100 Protesters Disrupt U.N. Climate Event to Promote 'Clean' Fossil Fuels as Trump Admin Calls Global Warming Evidence 'Alarmism'

Environmental protesters call for reforms to combat climate change, on December 8. Martyn Aim/Getty Images

Demonstrators protesting the Trump administration's endorsement of fossil fuel extraction and resistance to cleaner energy forms disrupted a U.S.-sponsored event at the United Nations COP24 climate conference on Monday, Reuters reported.

Approximately 100 protesters, who chanted "keep it in the ground," interrupted the "U.S. Innovative Technologies Spur Economic Dynamism" panel by grabbing the microphone from a speaker.

None of the panelists, who were supporters of fossil fuels and nuclear power, mentioned climate change or global warming, according to The Guardian. Instead, they promoted "innovation and entrepreneurship" in developing forms of energy such as "clean coal" and nuclear power.

"I'm 19 years old and I'm pissed," Vic Barrett, a plaintiff in the Juliana vs. U.S. lawsuit, said. "I am currently suing my government for perpetuating the global climate change crisis ... Young people are at the forefront of leading solutions to address the climate crises and we won't back down."

Environmental protesters during a march for reforms to combat climate change, on December 8. Martyn Aim/Getty Images

"We strongly believe that no country should have to sacrifice their economic prosperity or energy security in pursuit of environmental sustainability," said Trump adviser Wells Griffith, who spoke at the U.N. event, according to the Associated Press. "Alarmism should not silence realism ... This administration does not see the benefit of being part of an agreement which impedes U.S. economic growth and jobs."

Griffith's statements were similar to sentiments expressed by the president. When asked by CBS News in October about his views on climate change, Trump said he didn't want to spend "trillions and trillions of dollars" fighting climate change, and didn't want to sacrifice great quantities of jobs.

Vox reported that "increasing sustainability by using more renewable energy, curbing greenhouse gas emissions and becoming more energy-efficient would save the global economy $26 trillion by 2030," noting that fossil fuel industries were undergoing job losses while renewable energy fields were increasing employment.

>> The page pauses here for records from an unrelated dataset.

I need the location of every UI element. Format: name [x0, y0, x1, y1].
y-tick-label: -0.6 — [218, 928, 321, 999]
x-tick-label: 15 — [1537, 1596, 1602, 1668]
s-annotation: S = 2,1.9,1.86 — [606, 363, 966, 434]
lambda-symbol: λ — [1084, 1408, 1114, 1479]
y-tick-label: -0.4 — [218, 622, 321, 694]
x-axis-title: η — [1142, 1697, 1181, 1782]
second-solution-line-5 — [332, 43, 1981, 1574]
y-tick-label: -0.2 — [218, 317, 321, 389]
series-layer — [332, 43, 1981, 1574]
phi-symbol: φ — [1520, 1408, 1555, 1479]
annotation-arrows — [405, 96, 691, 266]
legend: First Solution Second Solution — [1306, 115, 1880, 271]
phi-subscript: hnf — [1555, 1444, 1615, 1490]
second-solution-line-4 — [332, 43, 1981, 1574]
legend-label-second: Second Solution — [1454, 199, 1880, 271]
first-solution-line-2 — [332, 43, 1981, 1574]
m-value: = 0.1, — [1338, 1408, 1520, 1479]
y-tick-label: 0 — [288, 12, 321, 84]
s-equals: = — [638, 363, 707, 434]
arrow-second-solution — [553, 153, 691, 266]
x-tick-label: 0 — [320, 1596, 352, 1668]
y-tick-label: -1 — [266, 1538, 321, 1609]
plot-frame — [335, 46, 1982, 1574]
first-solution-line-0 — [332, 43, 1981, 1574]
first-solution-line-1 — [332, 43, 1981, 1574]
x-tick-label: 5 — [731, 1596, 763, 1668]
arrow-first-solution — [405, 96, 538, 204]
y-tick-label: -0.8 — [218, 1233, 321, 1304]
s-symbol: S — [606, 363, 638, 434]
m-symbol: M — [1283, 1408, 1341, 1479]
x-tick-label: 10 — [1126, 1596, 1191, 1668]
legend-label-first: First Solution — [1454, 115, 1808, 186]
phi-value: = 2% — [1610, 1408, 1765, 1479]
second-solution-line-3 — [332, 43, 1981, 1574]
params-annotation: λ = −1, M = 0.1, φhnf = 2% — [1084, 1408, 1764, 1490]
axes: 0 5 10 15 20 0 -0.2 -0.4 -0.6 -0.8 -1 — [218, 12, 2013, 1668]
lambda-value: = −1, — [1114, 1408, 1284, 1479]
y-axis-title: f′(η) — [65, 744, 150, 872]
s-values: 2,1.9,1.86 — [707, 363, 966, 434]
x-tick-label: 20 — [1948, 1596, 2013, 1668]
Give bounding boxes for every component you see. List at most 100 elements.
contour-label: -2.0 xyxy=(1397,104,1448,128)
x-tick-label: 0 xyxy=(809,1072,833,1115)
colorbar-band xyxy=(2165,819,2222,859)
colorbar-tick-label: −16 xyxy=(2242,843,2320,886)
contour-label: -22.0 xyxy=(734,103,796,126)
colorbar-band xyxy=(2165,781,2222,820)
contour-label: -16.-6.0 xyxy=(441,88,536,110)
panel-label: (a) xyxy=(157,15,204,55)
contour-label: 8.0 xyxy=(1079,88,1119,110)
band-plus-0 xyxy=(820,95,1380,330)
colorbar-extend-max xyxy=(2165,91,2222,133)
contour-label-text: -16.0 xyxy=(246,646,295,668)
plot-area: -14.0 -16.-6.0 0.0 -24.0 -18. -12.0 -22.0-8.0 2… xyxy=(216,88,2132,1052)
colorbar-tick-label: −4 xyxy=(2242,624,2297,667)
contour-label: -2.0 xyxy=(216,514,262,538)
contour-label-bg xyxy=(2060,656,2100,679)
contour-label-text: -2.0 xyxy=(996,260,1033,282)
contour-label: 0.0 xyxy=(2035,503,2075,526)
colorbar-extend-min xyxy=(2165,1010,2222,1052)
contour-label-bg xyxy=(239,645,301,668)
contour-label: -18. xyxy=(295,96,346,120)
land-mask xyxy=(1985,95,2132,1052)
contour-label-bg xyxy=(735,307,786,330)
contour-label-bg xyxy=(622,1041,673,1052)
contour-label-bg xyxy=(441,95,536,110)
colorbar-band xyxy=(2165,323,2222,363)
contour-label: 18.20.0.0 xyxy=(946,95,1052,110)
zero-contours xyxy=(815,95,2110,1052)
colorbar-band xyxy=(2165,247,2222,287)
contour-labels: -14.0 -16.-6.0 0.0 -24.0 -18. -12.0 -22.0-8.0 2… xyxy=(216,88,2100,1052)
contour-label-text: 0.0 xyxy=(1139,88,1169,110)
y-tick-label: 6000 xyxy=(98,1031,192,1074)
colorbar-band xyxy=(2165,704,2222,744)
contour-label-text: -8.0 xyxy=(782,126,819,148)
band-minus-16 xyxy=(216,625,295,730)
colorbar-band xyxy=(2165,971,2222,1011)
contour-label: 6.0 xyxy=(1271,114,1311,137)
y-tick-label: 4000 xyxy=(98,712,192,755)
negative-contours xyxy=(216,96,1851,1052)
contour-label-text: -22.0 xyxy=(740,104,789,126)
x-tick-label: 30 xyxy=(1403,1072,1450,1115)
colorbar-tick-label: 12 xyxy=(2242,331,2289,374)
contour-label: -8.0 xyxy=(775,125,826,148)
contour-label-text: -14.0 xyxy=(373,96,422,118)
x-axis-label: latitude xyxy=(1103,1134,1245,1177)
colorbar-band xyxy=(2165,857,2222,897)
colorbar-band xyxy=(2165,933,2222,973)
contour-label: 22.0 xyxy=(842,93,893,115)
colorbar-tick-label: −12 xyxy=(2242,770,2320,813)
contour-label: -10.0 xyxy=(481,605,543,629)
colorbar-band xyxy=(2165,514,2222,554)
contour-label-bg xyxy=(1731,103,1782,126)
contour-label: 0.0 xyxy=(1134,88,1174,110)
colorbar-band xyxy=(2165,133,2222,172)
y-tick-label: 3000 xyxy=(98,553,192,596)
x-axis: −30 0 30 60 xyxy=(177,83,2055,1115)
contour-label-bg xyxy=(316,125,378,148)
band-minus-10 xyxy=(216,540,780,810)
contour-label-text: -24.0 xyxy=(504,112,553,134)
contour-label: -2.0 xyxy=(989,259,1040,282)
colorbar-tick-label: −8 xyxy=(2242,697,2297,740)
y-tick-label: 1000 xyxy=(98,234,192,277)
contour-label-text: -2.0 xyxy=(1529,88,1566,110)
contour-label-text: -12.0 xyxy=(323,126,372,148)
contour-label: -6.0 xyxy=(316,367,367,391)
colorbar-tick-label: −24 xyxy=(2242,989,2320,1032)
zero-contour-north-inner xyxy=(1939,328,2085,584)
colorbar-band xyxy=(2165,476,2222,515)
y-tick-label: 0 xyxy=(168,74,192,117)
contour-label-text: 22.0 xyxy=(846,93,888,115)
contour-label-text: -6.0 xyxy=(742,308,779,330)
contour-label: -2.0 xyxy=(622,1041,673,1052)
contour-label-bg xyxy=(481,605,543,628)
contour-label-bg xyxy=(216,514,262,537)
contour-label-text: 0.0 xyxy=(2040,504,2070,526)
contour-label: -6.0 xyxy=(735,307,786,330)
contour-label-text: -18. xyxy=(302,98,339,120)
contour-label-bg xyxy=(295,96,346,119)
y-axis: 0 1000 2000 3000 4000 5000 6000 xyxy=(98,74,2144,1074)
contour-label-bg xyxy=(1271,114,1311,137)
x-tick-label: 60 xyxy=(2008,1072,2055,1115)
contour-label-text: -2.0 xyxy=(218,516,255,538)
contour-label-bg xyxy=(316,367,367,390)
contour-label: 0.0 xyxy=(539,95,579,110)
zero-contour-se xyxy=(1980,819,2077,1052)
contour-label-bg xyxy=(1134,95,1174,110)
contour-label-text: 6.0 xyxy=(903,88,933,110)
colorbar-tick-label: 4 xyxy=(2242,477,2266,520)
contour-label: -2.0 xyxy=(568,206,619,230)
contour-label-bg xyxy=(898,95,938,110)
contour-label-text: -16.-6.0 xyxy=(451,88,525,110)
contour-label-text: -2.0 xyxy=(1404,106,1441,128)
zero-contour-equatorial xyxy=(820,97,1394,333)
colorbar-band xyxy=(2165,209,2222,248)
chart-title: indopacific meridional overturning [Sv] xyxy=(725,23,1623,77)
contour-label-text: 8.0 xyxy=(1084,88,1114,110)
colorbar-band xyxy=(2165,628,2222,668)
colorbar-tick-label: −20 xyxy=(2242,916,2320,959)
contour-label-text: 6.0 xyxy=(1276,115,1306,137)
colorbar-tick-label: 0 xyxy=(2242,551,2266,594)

The demonstration came two days after the U.S. joined with Saudi Arabia, Russia and Kuwait to prevent the U.N.'s landmark report on climate change, which was published in October, from being incorporated into the talks taking place in Poland. The Intergovernmental Panel on Climate Change report warned in October ago that global governments were acting much too slowly to prevent temperatures from increasing more than 1.5 degrees Celsius above pre-industrial levels. The report detailed the damaging effects, including shifting weather patterns, sea level increases, droughts, floods and widespread poverty, that could occur if global temperatures increased beyond the 1.5 Celsius threshold.

Various figures in the Trump administration have challenged the scientific consensus on climate change. Former Environmental Protection Agency administrator Scott Pruitt made a number of false statements about climate change and questioned whether carbon dioxide was a central cause of global warming.

An Ipsos Mori survey from 2014 found that the U.S. public had the highest proportion of climate change deniers among the 20 countries surveyed, including global powers China, Germany and Great Britain.

The U.S. is the world's leading oil and gas producer.